3.        He is always nearer than we imagined and there is always greater nearness to be known. Knowing this keeps us
from falsely believing He is far when He is really near and causes us to continually cry out for greater experience of His
presence.

    “God is in this place and I did not know it.” Genesis 28:16

4.        By nature, we settle into degrees of dullness and distance and after a time lose our way in fervently pursuing
deeper experiences of the Lord’s presence and love. A heart that has lost its tenderness before God, settling for the
memory of deep experiences in God and not the continued encounters with His Holy Spirit, is a heart that no longer
expects, no longer hungers, and thus cannot be satisfied.
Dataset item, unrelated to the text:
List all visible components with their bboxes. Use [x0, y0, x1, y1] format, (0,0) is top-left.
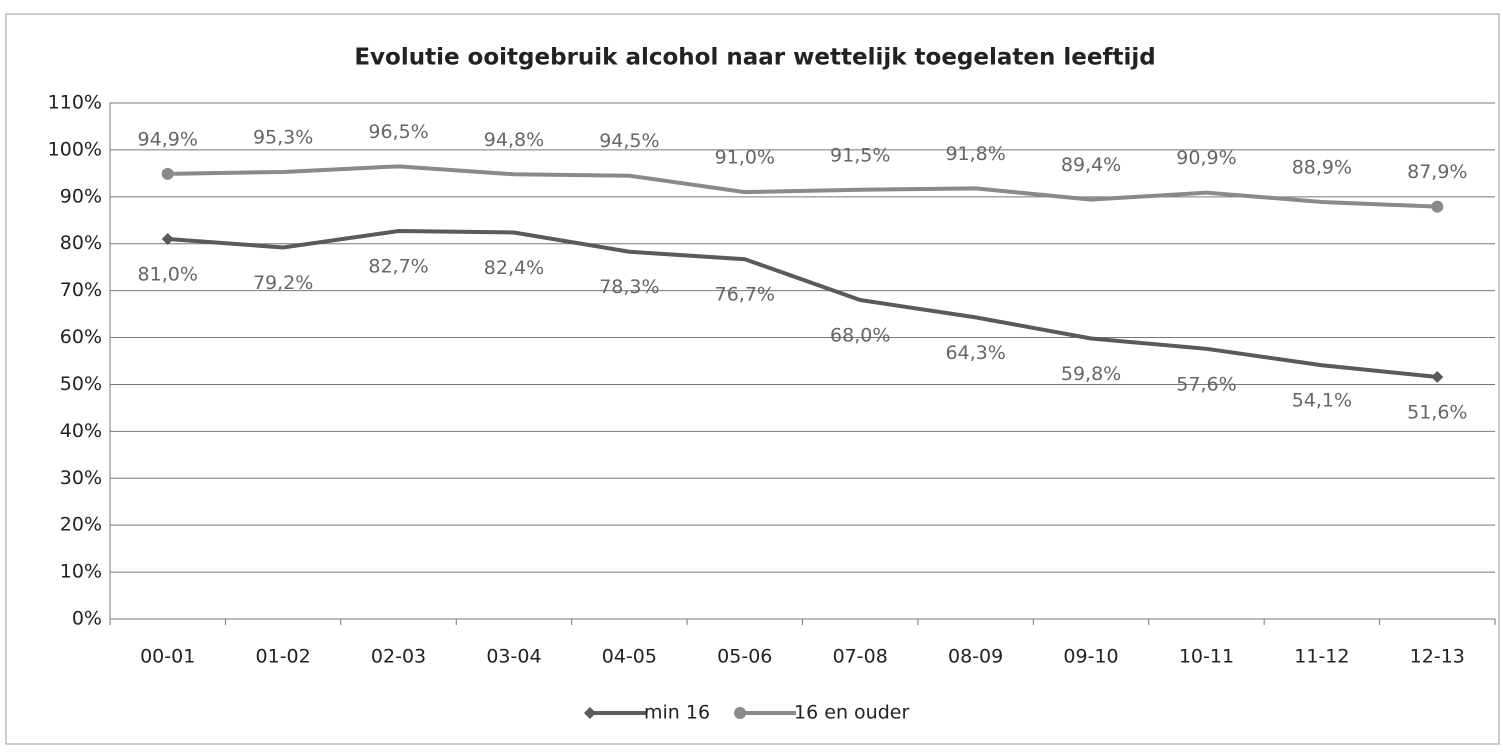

    “For He satisfies the longing soul, and fills the hungry soul with goodness.” Psalms 107:9

    “Blessed are you who hunger now, for you shall be filled…Woe to you who are full, for you shall hunger.”
    Luke 6:21

5.        A heart that views God as one who wants to withhold from us rather than to give freely and extravagantly of Himself
will only grow in doubt and distance toward Him. This paradigm shuts down our expectation for more of Him and stunts our
growth in intimacy.

6.        The way that expectation is renewed is by gazing on the heart of God who desires to give freely of Himself to those
who love Him. A process of pursuit is required and there are definite delays in this process, yet we can be certain as we
behold Him from eternity, and even in our own experience, it is who He is to bring us near to Himself.
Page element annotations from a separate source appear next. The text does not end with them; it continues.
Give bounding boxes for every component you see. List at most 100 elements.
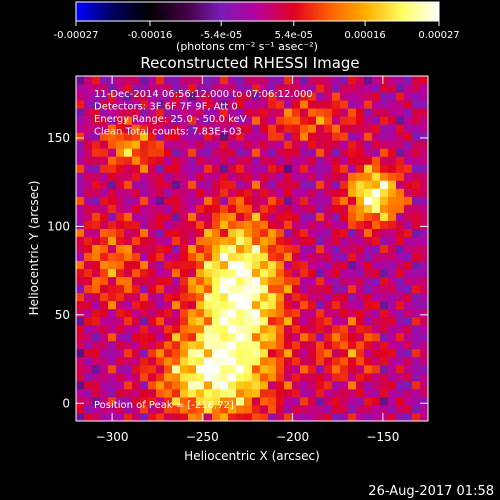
heatmap-cell xyxy=(228,276,237,286)
heatmap-cell xyxy=(412,196,421,205)
heatmap-cell xyxy=(164,260,173,270)
annotations: 11-Dec-2014 06:56:12.000 to 07:06:12.000… xyxy=(94,89,313,138)
heatmap-cell xyxy=(372,300,381,310)
heatmap-cell xyxy=(148,380,157,390)
heatmap-cell xyxy=(364,148,373,157)
heatmap-cell xyxy=(252,388,261,398)
heatmap-cell xyxy=(340,284,349,294)
heatmap-cell xyxy=(372,404,381,414)
heatmap-cell xyxy=(228,132,237,141)
heatmap-cell xyxy=(204,220,213,229)
heatmap-cell xyxy=(300,148,309,157)
heatmap-cell xyxy=(228,76,237,85)
heatmap-cell xyxy=(396,140,405,149)
heatmap-cell xyxy=(396,116,405,125)
heatmap-cell xyxy=(180,84,189,93)
heatmap-cell xyxy=(76,220,85,229)
heatmap-cell xyxy=(412,124,421,133)
heatmap-cell xyxy=(148,404,157,414)
heatmap-cell xyxy=(396,356,405,366)
heatmap-cell xyxy=(284,92,293,101)
y-tick-label: 0 xyxy=(62,396,70,410)
heatmap-cell xyxy=(236,228,245,237)
heatmap-cell xyxy=(404,76,413,85)
heatmap-cell xyxy=(268,236,277,245)
heatmap-cell xyxy=(140,84,149,93)
heatmap-cell xyxy=(252,204,261,213)
heatmap-cell xyxy=(340,340,349,350)
heatmap-cell xyxy=(340,196,349,205)
heatmap-cell xyxy=(220,292,229,302)
heatmap-cell xyxy=(380,132,389,141)
heatmap-cell xyxy=(300,180,309,189)
heatmap-cell xyxy=(284,308,293,318)
heatmap-cell xyxy=(380,268,389,278)
heatmap-cell xyxy=(292,116,301,125)
heatmap-cell xyxy=(228,356,237,366)
heatmap-cell xyxy=(76,92,85,101)
heatmap-cell xyxy=(356,164,365,173)
heatmap-cell xyxy=(236,140,245,149)
heatmap-cell xyxy=(348,252,357,262)
heatmap-cell xyxy=(124,404,133,414)
heatmap-cell xyxy=(164,132,173,141)
heatmap-cell xyxy=(212,348,221,358)
heatmap-cell xyxy=(396,132,405,141)
heatmap-cell xyxy=(260,188,269,197)
heatmap-cell xyxy=(172,132,181,141)
heatmap-cell xyxy=(140,308,149,318)
heatmap-cell xyxy=(292,228,301,237)
heatmap-cell xyxy=(92,236,101,245)
heatmap-cell xyxy=(420,92,428,101)
heatmap-cell xyxy=(100,260,109,270)
heatmap-cell xyxy=(212,204,221,213)
heatmap-cell xyxy=(180,228,189,237)
heatmap-cell xyxy=(156,364,165,374)
heatmap-cell xyxy=(236,364,245,374)
heatmap-cell xyxy=(140,412,149,421)
heatmap-cell xyxy=(140,148,149,157)
heatmap-cell xyxy=(100,196,109,205)
heatmap-cell xyxy=(340,388,349,398)
heatmap-cell xyxy=(108,196,117,205)
heatmap-cell xyxy=(324,220,333,229)
heatmap-cell xyxy=(388,124,397,133)
heatmap-cell xyxy=(124,108,133,117)
heatmap-cell xyxy=(204,276,213,286)
heatmap-cell xyxy=(332,244,341,254)
heatmap-cell xyxy=(132,156,141,165)
heatmap-cell xyxy=(92,372,101,382)
heatmap-cell xyxy=(396,228,405,237)
heatmap-cell xyxy=(276,404,285,414)
heatmap-cell xyxy=(180,396,189,406)
heatmap-cell xyxy=(276,412,285,421)
heatmap-cell xyxy=(340,276,349,286)
heatmap-cell xyxy=(132,172,141,181)
heatmap-cell xyxy=(372,324,381,334)
heatmap-cell xyxy=(172,188,181,197)
heatmap-cell xyxy=(92,364,101,374)
heatmap-cell xyxy=(196,284,205,294)
heatmap-cell xyxy=(156,148,165,157)
heatmap-cell xyxy=(260,156,269,165)
heatmap-cell xyxy=(244,204,253,213)
heatmap-cell xyxy=(228,388,237,398)
heatmap-cell xyxy=(156,108,165,117)
heatmap-cell xyxy=(420,164,428,173)
heatmap-cell xyxy=(420,108,428,117)
heatmap-cell xyxy=(260,308,269,318)
heatmap-cell xyxy=(292,388,301,398)
heatmap-cell xyxy=(420,100,428,109)
heatmap-cell xyxy=(276,92,285,101)
heatmap-cell xyxy=(76,396,85,406)
heatmap-cell xyxy=(180,156,189,165)
heatmap-cell xyxy=(276,244,285,254)
heatmap-cell xyxy=(172,76,181,85)
heatmap-cell xyxy=(228,364,237,374)
heatmap-cell xyxy=(236,76,245,85)
heatmap-cell xyxy=(364,140,373,149)
heatmap-cell xyxy=(204,324,213,334)
heatmap-cell xyxy=(388,212,397,221)
heatmap-cell xyxy=(92,220,101,229)
heatmap-cell xyxy=(372,332,381,342)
    “If you then, being evil, know how to give good gifts to your children, how much more will your Father who
    is in heaven give good things to those who ask Him!” Matthew 7:11

7.        The one who expects is the one who finds just as the one who hungers is the one who is satisfied. Eyes that are
searching are eyes that behold. If we find ourselves dulled in heart and distant from the God we love, we must return to
the remembrance of His love (Song of Solomon 1:4), gaze upon the extravagance of His nature and renew our hearts in
the gift of expectation for a greater entrance into His love.